I do not wish to imply that particular individuals or groups need to embrace this unsavory ethos to have a good life, nor that it is impossible to cultivate a harmonious and ethical relationship with the natural world. My critiques of Berry aren’t meant to degrade him or deny the value of his perspective. I am trying to be realistic. And realistically, there are some great ideas in this book that ring true today and will for a very long time, I suspect.

Berry emphasizes that we’re all complicit in bringing about current eco-catastrophes:

Our waste problem is not the fault only of producers. It is the fault of an economy that is wasteful from top to bottom––a symbiosis of an unlimited greed at the top and a lazy, passive, and self-indulgent consumptiveness at the bottom––and all of us are involved in it. (127)

This is a hard truth to admit, but the upside of doing so is the acknowledgment that we’re all in this together. If everyone is a part of the problem, everyone is potentially part of the solution. And when it comes to solutions, Berry has a terrific message. Rejecting the mentality of “planetary” solutions, which “describe a problem in such a way that it cannot be solved,” Berry implores us to “care for each of the planet’s millions of human and natural neighborhoods, each of its millions of small pieces and parcels of land, each one of which is in some precious way different from all the others” (198, 200).

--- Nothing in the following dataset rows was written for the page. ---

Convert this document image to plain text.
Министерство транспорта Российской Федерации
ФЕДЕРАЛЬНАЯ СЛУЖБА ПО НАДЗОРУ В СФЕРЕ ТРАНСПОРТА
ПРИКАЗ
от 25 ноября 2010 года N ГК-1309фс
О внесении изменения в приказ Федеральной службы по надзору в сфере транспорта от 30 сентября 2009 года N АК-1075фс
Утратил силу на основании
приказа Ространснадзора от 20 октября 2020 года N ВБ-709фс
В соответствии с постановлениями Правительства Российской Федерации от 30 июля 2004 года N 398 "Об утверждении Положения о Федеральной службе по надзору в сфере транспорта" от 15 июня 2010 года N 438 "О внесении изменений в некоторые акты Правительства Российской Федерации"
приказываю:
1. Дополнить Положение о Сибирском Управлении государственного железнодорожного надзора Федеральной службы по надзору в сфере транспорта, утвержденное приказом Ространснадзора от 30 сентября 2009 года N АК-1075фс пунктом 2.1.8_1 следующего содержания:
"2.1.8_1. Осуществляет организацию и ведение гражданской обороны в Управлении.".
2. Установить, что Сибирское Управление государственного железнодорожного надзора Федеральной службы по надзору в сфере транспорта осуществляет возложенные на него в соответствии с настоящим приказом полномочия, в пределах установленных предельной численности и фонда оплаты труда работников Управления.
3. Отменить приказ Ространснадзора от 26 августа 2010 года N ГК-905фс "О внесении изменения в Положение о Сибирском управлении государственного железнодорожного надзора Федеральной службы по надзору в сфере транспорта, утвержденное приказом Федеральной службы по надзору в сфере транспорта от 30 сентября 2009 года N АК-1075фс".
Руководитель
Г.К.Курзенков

I don’t think most people are categorically opposed to planetary solutions for environmental destruction, but I also don’t think many of us are in a position to design such solutions, or bring about their implementation. But most people have a home, and maybe a yard. Some people are even lucky enough to live in communities that have managed to plug into the modern world while still retaining a strong sense of local identity, as I do. The importance of tending our homes and lands is profound; we needn’t go anywhere to start making a difference.

Berry might want to travel back to a time when small towns and farmers didn’t have to deal with the rest of the world, but that is fantasy. The great wide world is riddled with human faults, but I still don’t want to give up my connection to it, and I don’t think doing so would improve my life or my land. We don’t need to reject modernity, but we do need to acknowledge that current paradigms are besotted with centralized power structures that rely too heavily on “objective” knowledge that serves the ends of amoral, capitalist economies of scale. There has to be a bigger seat at the table for people who “tend farms that they know and love, farms small enough to know and love, using tools and methods that they know and love, in the company of neighbors that they know and love” (210).

There is a new dialectic forming between local communities and the global village, one in which we can all participate. The conversation is well underway. You may not hear about it on the news or see it on your morning commute, but it’s all around you. Your starting point is the earth beneath your feet.